Baltimore's election season takes to the airwaves today, when Mayor Martin O'Malley's first two campaign commercials portray the heavily favored incumbent as a regular guy and a stately politician.
In the first 30-second spot, O'Malley, wearing a hard hat and wielding a hammer, is helping to rebuild a vacant house. In the other, he is striking poses of a distinguished, suit-wearing leader whose political priorities seek to protect Baltimore from terrorism.
Political commercials are one of the most costly, and effective, items in any campaign. They project what accomplishments matter most to a candidate, and they preview what direction an incumbent intends to lead the city if re-elected.
O'Malley does not speak in either ad, produced by Dixon/Davis Media Group of Washington. Instead, staged action such as O'Malley pounding a nail or orchestrating emergency workers is set to voice-over narration reciting his accomplishments and leadership traits.
"The foundation of our city's comeback begins with public safety and a commitment to make every neighborhood an even safer place to call home," the narrator states. The second ad begins by describing O'Malley as "a leader, preparing Baltimore for homeland security and emergency preparedness."
Both sign off with O'Malley's slogan: "Because better isn't good enough." The cost to place the 30-second ads could range from $50 to $3,800. Each is expected to air five or six times per week - or more, said Kimberlin Love, the campaign's spokeswoman.

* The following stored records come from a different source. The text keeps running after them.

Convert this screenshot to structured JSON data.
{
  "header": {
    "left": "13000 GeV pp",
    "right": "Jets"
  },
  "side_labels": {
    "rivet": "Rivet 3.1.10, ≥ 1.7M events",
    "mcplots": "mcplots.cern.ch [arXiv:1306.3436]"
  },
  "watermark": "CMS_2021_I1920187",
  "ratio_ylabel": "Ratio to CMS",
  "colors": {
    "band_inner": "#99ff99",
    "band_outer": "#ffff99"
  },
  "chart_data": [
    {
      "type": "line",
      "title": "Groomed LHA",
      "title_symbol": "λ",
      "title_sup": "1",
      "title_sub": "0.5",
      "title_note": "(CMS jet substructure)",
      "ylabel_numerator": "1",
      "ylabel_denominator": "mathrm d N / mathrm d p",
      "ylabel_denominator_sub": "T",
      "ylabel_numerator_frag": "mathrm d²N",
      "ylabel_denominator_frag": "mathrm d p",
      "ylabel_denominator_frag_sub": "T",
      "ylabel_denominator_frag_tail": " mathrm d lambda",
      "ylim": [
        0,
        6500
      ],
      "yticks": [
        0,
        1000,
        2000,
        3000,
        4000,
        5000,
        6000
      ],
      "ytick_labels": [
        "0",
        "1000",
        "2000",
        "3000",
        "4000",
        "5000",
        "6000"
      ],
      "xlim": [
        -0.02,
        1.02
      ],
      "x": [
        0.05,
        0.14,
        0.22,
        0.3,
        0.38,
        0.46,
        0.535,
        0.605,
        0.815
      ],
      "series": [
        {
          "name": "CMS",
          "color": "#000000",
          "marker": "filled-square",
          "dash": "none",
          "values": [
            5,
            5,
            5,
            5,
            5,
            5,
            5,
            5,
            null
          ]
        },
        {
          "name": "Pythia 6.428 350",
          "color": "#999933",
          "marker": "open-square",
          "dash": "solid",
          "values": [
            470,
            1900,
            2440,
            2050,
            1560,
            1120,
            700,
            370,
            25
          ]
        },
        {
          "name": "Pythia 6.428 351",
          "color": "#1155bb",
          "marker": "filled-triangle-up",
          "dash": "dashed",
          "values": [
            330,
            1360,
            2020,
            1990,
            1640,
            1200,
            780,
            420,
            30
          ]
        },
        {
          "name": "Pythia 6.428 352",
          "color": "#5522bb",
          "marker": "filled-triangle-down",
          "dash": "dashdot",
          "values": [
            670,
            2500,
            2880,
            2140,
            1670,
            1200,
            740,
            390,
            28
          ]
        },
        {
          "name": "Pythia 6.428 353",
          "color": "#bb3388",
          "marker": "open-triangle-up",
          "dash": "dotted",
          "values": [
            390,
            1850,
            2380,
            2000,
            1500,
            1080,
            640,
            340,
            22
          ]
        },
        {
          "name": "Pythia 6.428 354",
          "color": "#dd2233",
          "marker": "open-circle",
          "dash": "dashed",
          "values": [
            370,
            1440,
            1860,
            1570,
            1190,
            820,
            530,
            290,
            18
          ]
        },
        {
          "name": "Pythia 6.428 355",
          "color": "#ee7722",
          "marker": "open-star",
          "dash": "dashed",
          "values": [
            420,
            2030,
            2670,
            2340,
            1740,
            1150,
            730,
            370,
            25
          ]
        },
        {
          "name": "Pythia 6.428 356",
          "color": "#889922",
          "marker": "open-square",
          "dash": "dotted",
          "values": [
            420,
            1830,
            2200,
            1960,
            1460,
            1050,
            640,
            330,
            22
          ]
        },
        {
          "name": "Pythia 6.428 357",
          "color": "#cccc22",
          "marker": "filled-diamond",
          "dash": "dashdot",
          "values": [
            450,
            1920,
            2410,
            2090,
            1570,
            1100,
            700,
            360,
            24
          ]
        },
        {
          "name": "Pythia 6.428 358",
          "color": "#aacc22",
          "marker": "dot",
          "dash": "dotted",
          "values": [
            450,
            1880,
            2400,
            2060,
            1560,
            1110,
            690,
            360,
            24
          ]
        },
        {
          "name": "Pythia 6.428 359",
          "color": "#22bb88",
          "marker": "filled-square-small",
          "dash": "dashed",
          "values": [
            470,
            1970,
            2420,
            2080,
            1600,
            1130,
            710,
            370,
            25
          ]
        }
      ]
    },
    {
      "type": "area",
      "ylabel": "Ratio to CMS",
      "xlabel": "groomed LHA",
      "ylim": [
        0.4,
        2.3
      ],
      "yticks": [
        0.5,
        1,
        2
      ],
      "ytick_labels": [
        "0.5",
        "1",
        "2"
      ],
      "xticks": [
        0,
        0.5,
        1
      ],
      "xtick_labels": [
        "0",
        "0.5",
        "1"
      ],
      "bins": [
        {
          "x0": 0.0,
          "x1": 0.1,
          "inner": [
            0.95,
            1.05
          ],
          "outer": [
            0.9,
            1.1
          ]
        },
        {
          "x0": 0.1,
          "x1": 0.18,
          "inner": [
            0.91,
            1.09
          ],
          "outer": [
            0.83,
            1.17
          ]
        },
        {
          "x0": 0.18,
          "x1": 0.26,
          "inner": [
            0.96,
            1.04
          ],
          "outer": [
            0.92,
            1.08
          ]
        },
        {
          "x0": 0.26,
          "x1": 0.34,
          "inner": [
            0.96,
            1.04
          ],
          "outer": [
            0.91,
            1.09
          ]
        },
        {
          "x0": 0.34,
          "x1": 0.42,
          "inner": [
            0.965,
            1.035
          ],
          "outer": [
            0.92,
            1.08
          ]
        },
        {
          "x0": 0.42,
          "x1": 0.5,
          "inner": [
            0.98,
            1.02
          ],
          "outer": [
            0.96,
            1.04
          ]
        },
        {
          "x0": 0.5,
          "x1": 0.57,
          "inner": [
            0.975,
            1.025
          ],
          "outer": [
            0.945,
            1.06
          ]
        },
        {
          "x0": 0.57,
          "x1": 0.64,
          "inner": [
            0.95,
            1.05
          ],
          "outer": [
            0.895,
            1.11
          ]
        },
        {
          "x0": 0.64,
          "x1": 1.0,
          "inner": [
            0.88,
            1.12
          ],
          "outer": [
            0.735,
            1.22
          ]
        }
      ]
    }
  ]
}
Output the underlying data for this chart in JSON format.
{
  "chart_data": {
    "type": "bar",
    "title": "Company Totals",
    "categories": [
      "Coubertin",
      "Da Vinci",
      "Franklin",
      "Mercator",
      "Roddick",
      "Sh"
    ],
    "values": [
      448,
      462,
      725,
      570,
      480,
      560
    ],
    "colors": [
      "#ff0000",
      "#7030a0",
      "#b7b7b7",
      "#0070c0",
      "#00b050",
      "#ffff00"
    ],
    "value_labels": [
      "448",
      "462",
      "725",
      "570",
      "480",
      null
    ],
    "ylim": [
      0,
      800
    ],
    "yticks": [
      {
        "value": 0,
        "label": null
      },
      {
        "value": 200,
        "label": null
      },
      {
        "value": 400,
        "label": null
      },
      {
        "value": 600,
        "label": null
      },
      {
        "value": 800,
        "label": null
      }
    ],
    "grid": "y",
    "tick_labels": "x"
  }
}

O'Malley's campaign intends to roll out a series of commercials, some of which will not feature the mayor so prominently and others that will show him speaking. Campaign officials said they had not determined how many commercials would be produced before the Sept. 9 Democratic primary.
Such an extensive ad buy may appear as overkill for an incumbent who most political experts say holds a wide lead over his competitors. But O'Malley said yesterday that he won't be complacent.
"You have to run the ads," he said. "Elections are when we pause to consider if things are getting better and whether we're heading down the path that restores hope ... It's a very important factor in a Democracy."
Another important factor is money. His near $3 million campaign treasury far surpasses all of his competitors. Andrey Bundley, O'Malley's chief rival and principal of Walbrook High Uniform Services Academy, recently released an Aug. 5 report showing his campaign has a $23,033 balance.
"Essentially, we're broke," Bundley said. "We don't have the money to run TV ads. We're not trying to buy the vote."
Bundley, who will debate O'Malley Friday, called the commercials' claims of reducing crime "disingenuous."
The Friends of O'Malley campaign did not release figures on how much the commercials cost to produce, but political experts said such commercials typically range between $12,000 and $18,000, and sometimes far more.
"The real costs are in the `buy,'" said Arthur W. Murphy, a political consultant with Politicom Creative, referring to the price paid to stations for running the ads. "Running early morning ads is cheaper because fewer people watch TV at that time."
Rates can range anywhere from $50 for a 30-second spot on a local morning news program to $3,800 for a fixed spot during a popular national show such as Friends. Campaign finance records from 1999 show that O'Malley paid $93,222 to the same production firm, listed as Dixon Media Group at the time, for radio, television, newspaper and billboard ads.
Each of the two commercials makes several claims. The first commercial, which O'Malley said was staged, portrays the mayor at a construction site.
It makes three claims:
"Baltimore is leading the nation in the reduction of violent crime."
This has become the O'Malley mantra. Reducing crime was his 1999 campaign's No. 1 priority.
The city has reduced the incidence of serious crimes by 25.98 percent over the past three years, best in the nation. Still, last year, the city ranked No. 2 among the country's 25 largest cities in the rate of violent crimes per 100,000. That was an improvement from 2001, when the city had the worst per capita crime rate for homicides, aggravated assaults, rapes and robberies, according to FBI data.
"We're freeing our communities of drug use with new substance abuse facilities."
Since O'Malley took office, the city has opened five large-scale drug treatment centers. One residential treatment center, Gaudenzia Inc., is the first to be built in the city in 30 years, said Dr. Peter L. Beilenson, the city's health commissioner. For all the progress, Baltimore continues to have one of the worst drug problems in the nation.
"And reclaiming thousands of vacant properties."
The mayor launched Project 5000 to acquire or clear title for 5,000 vacant or abandoned homes. To date, the city has attained 2,115 homes. Vacant and boarded houses, however, remain one of the most hotly contested issues throughout all city campaigns this year.